Legality of Liquidation Filing Post-CIRP Expiry: Upholding Committee of Creditors’ Commercial Wisdom and Insolvency Code Compliance
- REEDLAW

 - Oct 12
 - 4 min read
 

REEDLAW Legal News Network reports: In a pivotal ruling, the Appellate Tribunal reaffirmed that when the Corporate Insolvency Resolution Process (CIRP) period concludes without the approval of any resolution plan, the Resolution Professional possesses the statutory authority to initiate liquidation, provided the Committee of Creditors (CoC) consents to such a move. The decision underscored that the CoC’s commercial wisdom, including its abstention from voting, is beyond judicial scrutiny and remains a crucial safeguard for ensuring timely realisation and asset maximisation under the Insolvency and Bankruptcy Code, 2016.
The National Company Law Appellate Tribunal (NCLAT), New Delhi Bench, comprising Justice Rakesh Kumar Jain (Judicial Member) and Mr. Naresh Salecha (Technical Member), while adjudicating a Company Appeal and connected Interlocutory Application, held that once the CIRP period expired without an approved resolution plan, the Resolution Professional was legally entitled to file for liquidation with the consent of the Committee of Creditors.

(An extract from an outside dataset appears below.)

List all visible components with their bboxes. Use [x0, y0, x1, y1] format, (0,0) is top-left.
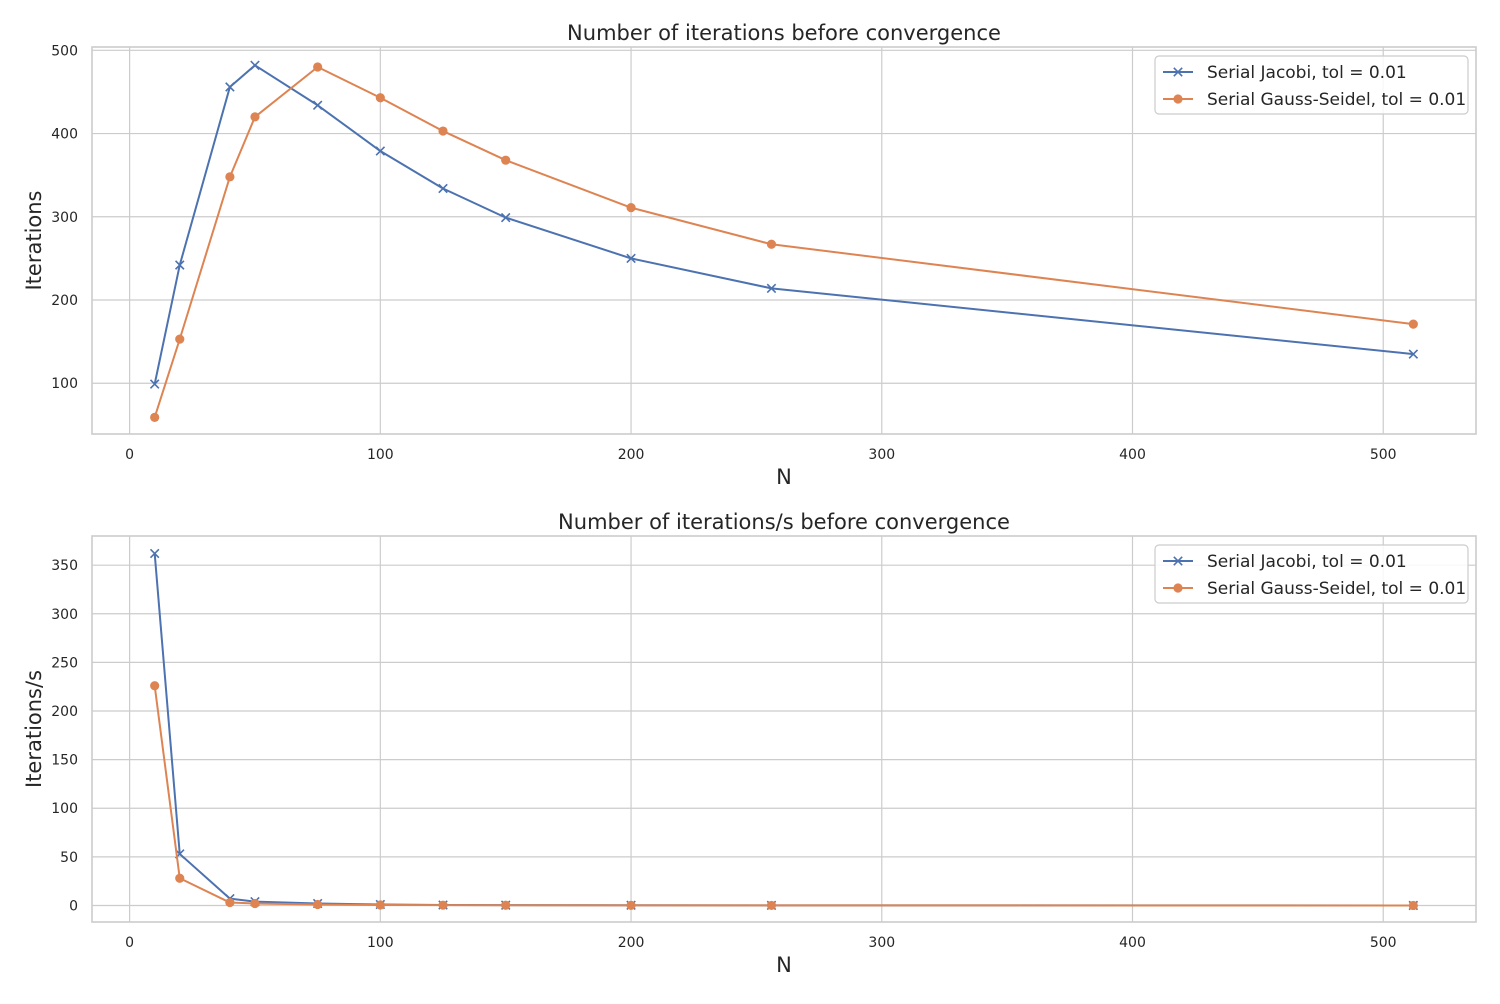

The Bench observed that the commercial wisdom of the CoC, even when certain members abstain from voting, is immune from judicial interference and must be respected to uphold the sanctity of the insolvency process and the objective of value maximisation enshrined in the Code.
The appeal was filed by the Unsuccessful Resolution Applicant challenging the order of the National Company Law Tribunal (NCLT), Ahmedabad Bench, which allowed the Resolution Professional’s (RP) application under Section 33(2) of the Insolvency and Bankruptcy Code, 2016, for the liquidation of the Corporate Debtor. The Financial Creditor had initiated insolvency proceedings through a Section 7 application, resulting in the constitution of the Committee of Creditors (CoC) consisting solely of a single financial creditor with 100% voting rights. The RP published invitations for expression of interest from prospective resolution applicants (PRAs), including the Appellant, who submitted multiple resolution plans with increasing financial proposals. However, the CoC abstained from voting on all resolution plans, neither approving nor rejecting any, resulting in the RP filing for liquidation.
The RP’s application for liquidation was sanctioned after the Corporate Insolvency Resolution Process (CIRP) period expired without an approved resolution plan. The CoC, exercising commercial wisdom, abstained from voting on the resolution plans. The Appellant contended that abstention did not constitute rejection and that the CoC misused the liquidation mechanism merely as a debt recovery tool, ignoring viable resolution plans for revival. Despite this, the Tribunal found that the sole member of the CoC had validly exercised its commercial wisdom by abstaining, which cannot be questioned by the Appellant.
Further, it was held that the RP was entitled to file an application for liquidation after the expiry of the CIRP period. The CoC had consented to the filing and to the proposed liquidator’s nomination. The e-auction conducted thereafter sold the Corporate Debtor as a going concern at a significantly higher price than the Appellant’s highest proposal. The Court noted that the CoC had maximised the value of the Corporate Debtor within the statutory time frame. Consequently, the appeal was dismissed on the basis that the Appellant was not an aggrieved person under Section 61 of the Code, and no illegality was found in the liquidation order.
The judgment affirmed that once the CIRP expires without an approved resolution plan, the RP is mandated to initiate liquidation under Section 33(1), subject to the CoC’s consent, which here was obtained. The commercial wisdom of the CoC, even if exercised through abstention, stands protected from judicial interference. The order of liquidation and subsequent sale was consistent with the objectives of the Code to ensure timely resolution or liquidation where revival fails, safeguarding stakeholder interests and asset maximisation.
This decision underscores the primacy of the CoC’s commercial wisdom, the procedural correctness of liquidation initiation after CIRP expiry, and the limited scope for challenging CoC decisions on resolution plan approvals or rejections, particularly where no alternative resolution is forthcoming.
Mr. Pradeep Kumar, Ms. Shipra and Mr. Gaurav Garg, Advocates, represented the Appellant.
Mr. Sunil Fernandes, Sr. Advocate, Mr. Chitranshul A. Sinha, Ms. Pallavi, Mr. Shivam Shorewala, Ms. Rakshita Bhargava, Ms. Rajshree Chaudhary, and Ms. Diksha Dadu, Advocates, appeared for the Respondent No. 1.
Mr. Deepayan Mandal, Mr. Naman Varma, Mr. Mridul Bansal, Advocates, appeared for the Respondent No. 2.
Mr. Apar Gupta and Mr. Naman Kumar, Advocates, appeared for the Respondent No. 3.
Mr. Navin Pahwa, Sr. Advocate, Mr. Himanshu Satija and Mr. Harsh Saxena, Advocates, appeared for Respondent No. 4 to 7.